The federal government on Monday launched the long-awaited cybersecurity certification for small and mid-sized businesses in hopes of increasing the attention SMBs pay to cybersecurity as well as increasing the confidence of online shoppers who buy from Canadian sites.
The CyberSecure Canada program allows organizations to prove to a certification body approved by the Standards Council of Canada that they meet certain minimum standards. Those that pass are entitled to use a logo on websites and promotional material attesting that they have met the standard. They will also be listed in a searchable registry available for consumers and partners.
The program is tailored specifically for SMBs (up to 499 employees) because they have fewer IT resources, and they account for a significant number of data breaches. According to StaySafeOnline.org, which is overseen by Public Saftey Canada, 71 per cent of data breaches are suffered by small businesses. It figures nearly half of all Canadian small businesses have been the victim of a cyberattack.
However, enterprise-sized companies and not-for-profits are also eligible.
Finance minister Bill Morneau made the announcement in Fredericton at the University of New Brunswick’s Canadian Institute for Cybersecurity.
“There’s so much Canadians can do online—from connecting with friends and family, to personal shopping, to building a business,” he said in a statement. “This online activity is good for our economy and helps create good, well-paying jobs. At the same time, it’s critical that Canadians feel confident about the security of their interactions and information. Today’s announcement is an investment in skills, in businesses and in the future of our economy.”
However, Global News quoted Morneau as describing the program at this point as a pilot.
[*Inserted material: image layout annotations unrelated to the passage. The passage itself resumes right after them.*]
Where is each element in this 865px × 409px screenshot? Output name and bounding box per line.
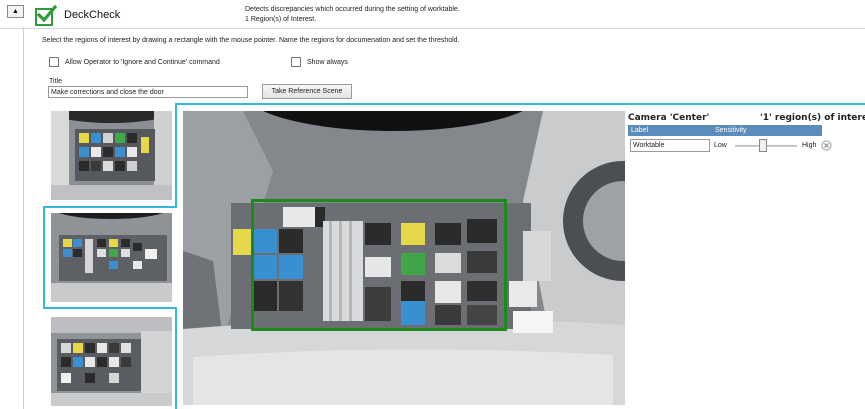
selection-frame-thumb-top xyxy=(43,206,177,208)
show-always-checkbox[interactable] xyxy=(291,57,301,67)
sensitivity-high-label: High xyxy=(802,142,817,149)
header-divider xyxy=(0,28,865,29)
region-count-title: '1' region(s) of interest xyxy=(760,113,865,123)
thumbnail-camera-center[interactable] xyxy=(51,213,172,302)
collapse-button[interactable]: ▲ xyxy=(7,5,24,18)
show-always-option[interactable]: Show always xyxy=(291,57,348,67)
left-divider xyxy=(23,27,24,409)
title-input[interactable]: Make corrections and close the door xyxy=(48,86,248,98)
main-camera-view[interactable] xyxy=(183,111,625,405)
show-always-label: Show always xyxy=(307,58,348,66)
sensitivity-low-label: Low xyxy=(714,142,727,149)
thumbnail-center-image xyxy=(51,213,172,302)
column-header-label: Label xyxy=(628,125,712,136)
region-of-interest-worktable[interactable] xyxy=(251,199,507,331)
thumbnail-camera-right[interactable] xyxy=(51,317,172,406)
region-count-text: 1 Region(s) of Interest. xyxy=(245,16,317,23)
app-title: DeckCheck xyxy=(64,9,121,21)
selection-frame-thumb-left xyxy=(43,206,45,309)
allow-operator-label: Allow Operator to 'Ignore and Continue' … xyxy=(65,58,220,66)
allow-operator-option[interactable]: Allow Operator to 'Ignore and Continue' … xyxy=(49,57,220,67)
remove-region-icon[interactable] xyxy=(821,140,832,151)
region-label-input[interactable]: Worktable xyxy=(630,139,710,152)
selection-frame-upper-left xyxy=(175,103,177,207)
title-label: Title xyxy=(49,78,62,85)
allow-operator-checkbox[interactable] xyxy=(49,57,59,67)
thumbnail-camera-left[interactable] xyxy=(51,111,172,200)
sensitivity-slider-thumb[interactable] xyxy=(759,139,768,152)
take-reference-scene-button[interactable]: Take Reference Scene xyxy=(262,84,352,99)
thumbnail-left-image xyxy=(51,111,172,200)
app-description: Detects discrepancies which occurred dur… xyxy=(245,5,460,25)
checkmark-icon xyxy=(35,4,57,26)
description-line: Detects discrepancies which occurred dur… xyxy=(245,6,460,13)
selection-frame-thumb-bottom xyxy=(43,307,177,309)
selection-frame-lower-left xyxy=(175,307,177,409)
camera-title: Camera 'Center' xyxy=(628,113,710,123)
selection-frame-top xyxy=(175,103,865,105)
column-header-sensitivity: Sensitivity xyxy=(712,125,822,136)
thumbnail-right-image xyxy=(51,317,172,406)
instructions-text: Select the regions of interest by drawin… xyxy=(42,37,460,44)
collapse-icon: ▲ xyxy=(12,8,19,15)
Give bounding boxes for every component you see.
In an email a spokesperson Innovation, Science and Economic Development Canada explained that in the short term companies that apply for certification will have to meet the “Baseline Cyber Security Controls for Small and Medium Organizations” created by the Communications Security Establishment (CSE). Ultimately companies will have to meet a national security standard set by the Standards Council of Canada. However, that isn’t expected to be set until the fall of 2021.
Morneau also announced funding for Tech Impact to help the organization that offers IT training for Canadian non-profits with a talent development pilot for the cybersecurity sector. Through the Atlantic Canada Opportunities Agency, the federal government is providing $997,000 to Tech Impact to develop and deliver the project.
Companies authorized so far to do certification are:
- Bell Canada
- Siemens Canada
- Cyber Security Canada, a service provider with offices in Toronto and Montreal
- Bulletproof Solutions, a Frederickton-based security solution provider with offices across the Maritimes
- SourcetekIT, a Bolton, Ont.,-based IT services firm
- WatSec Cyber Risk Management, a Waterloo, Ont., -based consultancy
To be certified an organization has to prove to a certification body that it has implemented the 13 basic security controls listed here. These start with basics (inventory hardware and software assets; assess potential threats; develop an incident response plan) to the technical (install and securely configure anti-virus/ anti-malware software as well as firewalls, change administrative passwords, use multi-factor authentication; have a data backup and encryption policy).
Innovation, Science and Economic Development Canada will register certified business, allowing them to use promotional materials. Organizations will have to be re-certified after two years.
On its website the government notes that certification does not guarantee complete protection from cyber threats. “However, the processes and best practices learned as you make your way through the certification process, will provide businesses owners, managers and employees with the tools and abilities to improve your level of cyber risk and to better deal with breaches, if they occur.”
The price for certification is set by the certification bodies. The government says they may choose not to charge for the certification if a business uses their products and services that already meet the security controls. Others, the website says, “may charge anywhere from a few hundred dollars to several thousand depending on the complexity of your business and the audit required.”
“One of the problems is in Canada people don’t think security,” he said. The readiness of SMBs in Ontario and Quebec he sees ranges from “zero, to wide-open networks, to networks with antivirus and firewalls — but no one’s looking at the firewall.”
This week, for example, Beitner’s firm is helping an organization that suffered a data breach with “a brand name firewall. But it was never configured properly.”Many SMBs don’t want to spend much on cyber security, he said.
Beitner wants to spread awareness “from the top down” by urging managed service providers to get certified under the Cyber Essentials or CyberSecure Canada programs. Then they will spread the word about certification to their customers, he hopes.
“The average business may not find out about it, but they all have IT,” he said. “They work with someone who manages their infrastructure, and they should know the risks. We’re trying to reach the IT people because they understand. The only time businesses are interested [in cybersecurity] is when they’re hacked.
He hopes IT pros will tell their clients certification “is not a terrible thing, it will help them lower their risks and become more resilient in the event of a compromise.”